After leading major re-platforming efforts, I’ve come to believe that the biggest risks in a re-platform aren’t technical. They’re organisational.
The Myth of the Big Bang
Every re-platforming conversation starts with the same temptation: “Let’s just rebuild it properly this time.” It’s seductive because it feels clean. But it ignores the most important constraint: your teams still need to ship features while the platform shifts beneath them.
The real skill is in sequencing. Which parts of the system can you migrate incrementally? Where do you need to maintain dual-running? How do you keep momentum when the visible progress is slow?
Stakeholder Alignment Is the Real Architecture
At Moonpig, the re-platforming was inseparable from the IPO journey. That gave us a forcing function, but it also meant that every technical decision had commercial scrutiny. The architecture of the system was important, but the architecture of stakeholder alignment was what made it succeed.
This means:
- Regular, honest communication about what’s working and what isn’t
- Making the invisible work visible: migration metrics, dual-running costs, risk reduction
- Protecting the team from context-switching between “keep the lights on” and “build the future”

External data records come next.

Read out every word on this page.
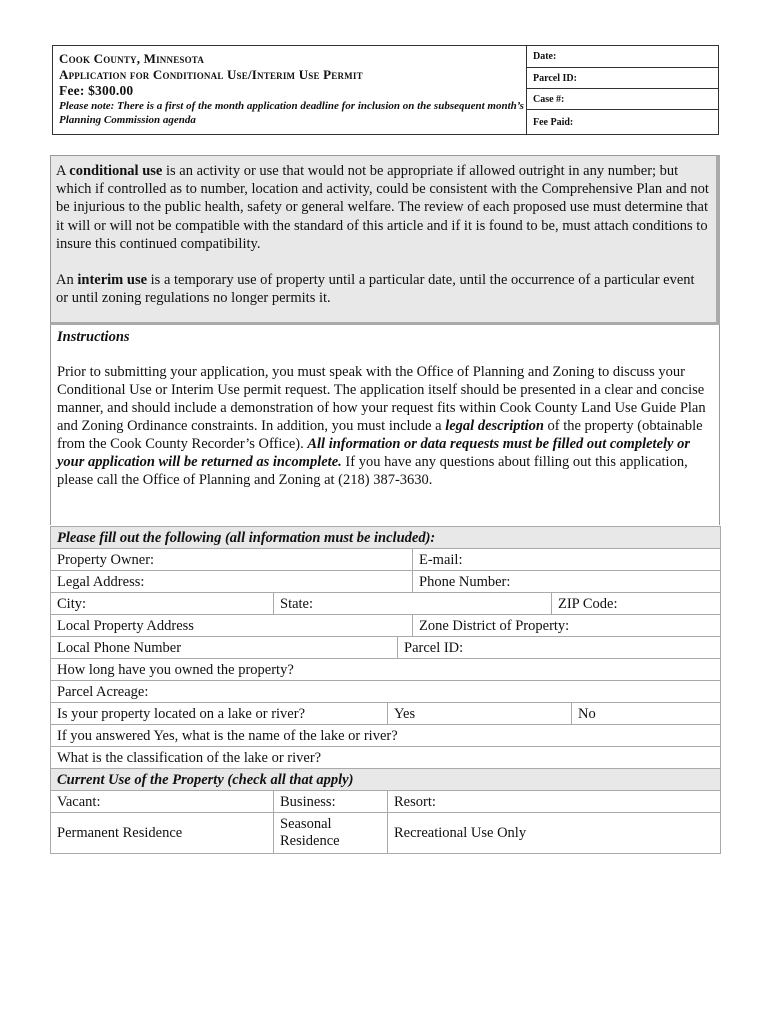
Cook County, Minnesota
Application for Conditional Use/Interim Use Permit
Fee: $300.00
Please note: There is a first of the month application deadline for inclusion on the subsequent month’s Planning Commission agenda
Date:
Parcel ID:
Case #:
Fee Paid:

A conditional use is an activity or use that would not be appropriate if allowed outright in any number; but which if controlled as to number, location and activity, could be consistent with the Comprehensive Plan and not be injurious to the public health, safety or general welfare. The review of each proposed use must determine that it will or will not be compatible with the standard of this article and if it is found to be, must attach conditions to insure this continued compatibility.

An interim use is a temporary use of property until a particular date, until the occurrence of a particular event or until zoning regulations no longer permits it.

Instructions

Prior to submitting your application, you must speak with the Office of Planning and Zoning to discuss your Conditional Use or Interim Use permit request. The application itself should be presented in a clear and concise manner, and should include a demonstration of how your request fits within Cook County Land Use Guide Plan and Zoning Ordinance constraints. In addition, you must include a legal description of the property (obtainable from the Cook County Recorder’s Office). All information or data requests must be filled out completely or your application will be returned as incomplete. If you have any questions about filling out this application, please call the Office of Planning and Zoning at (218) 387-3630.

Please fill out the following (all information must be included):						
Property Owner:				E-mail:		
Legal Address:				Phone Number:		
City:	State:				ZIP Code:	
Local Property Address				Zone District of Property:		
Local Phone Number			Parcel ID:			
How long have you owned the property?						
Parcel Acreage:						
Is your property located on a lake or river?		Yes				No
If you answered Yes, what is the name of the lake or river?						
What is the classification of the lake or river?						
Current Use of the Property (check all that apply)						
Vacant:	Business:	Resort:				
Permanent Residence	Seasonal Residence	Recreational Use Only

Legacy Code Isn’t the Enemy
The code you’re replacing was written by smart people solving real problems under real constraints. Respecting that context, and learning from it, is what separates a successful migration from one that repeats the same mistakes in a shinier framework.
What I’d Tell Myself Before Starting
If I could go back to day one of my first re-platform, I’d say: spend twice as long as you think you need on the migration strategy, half as long on the technology selection, and all of your energy on keeping people aligned and motivated through what will inevitably be a longer journey than anyone expects.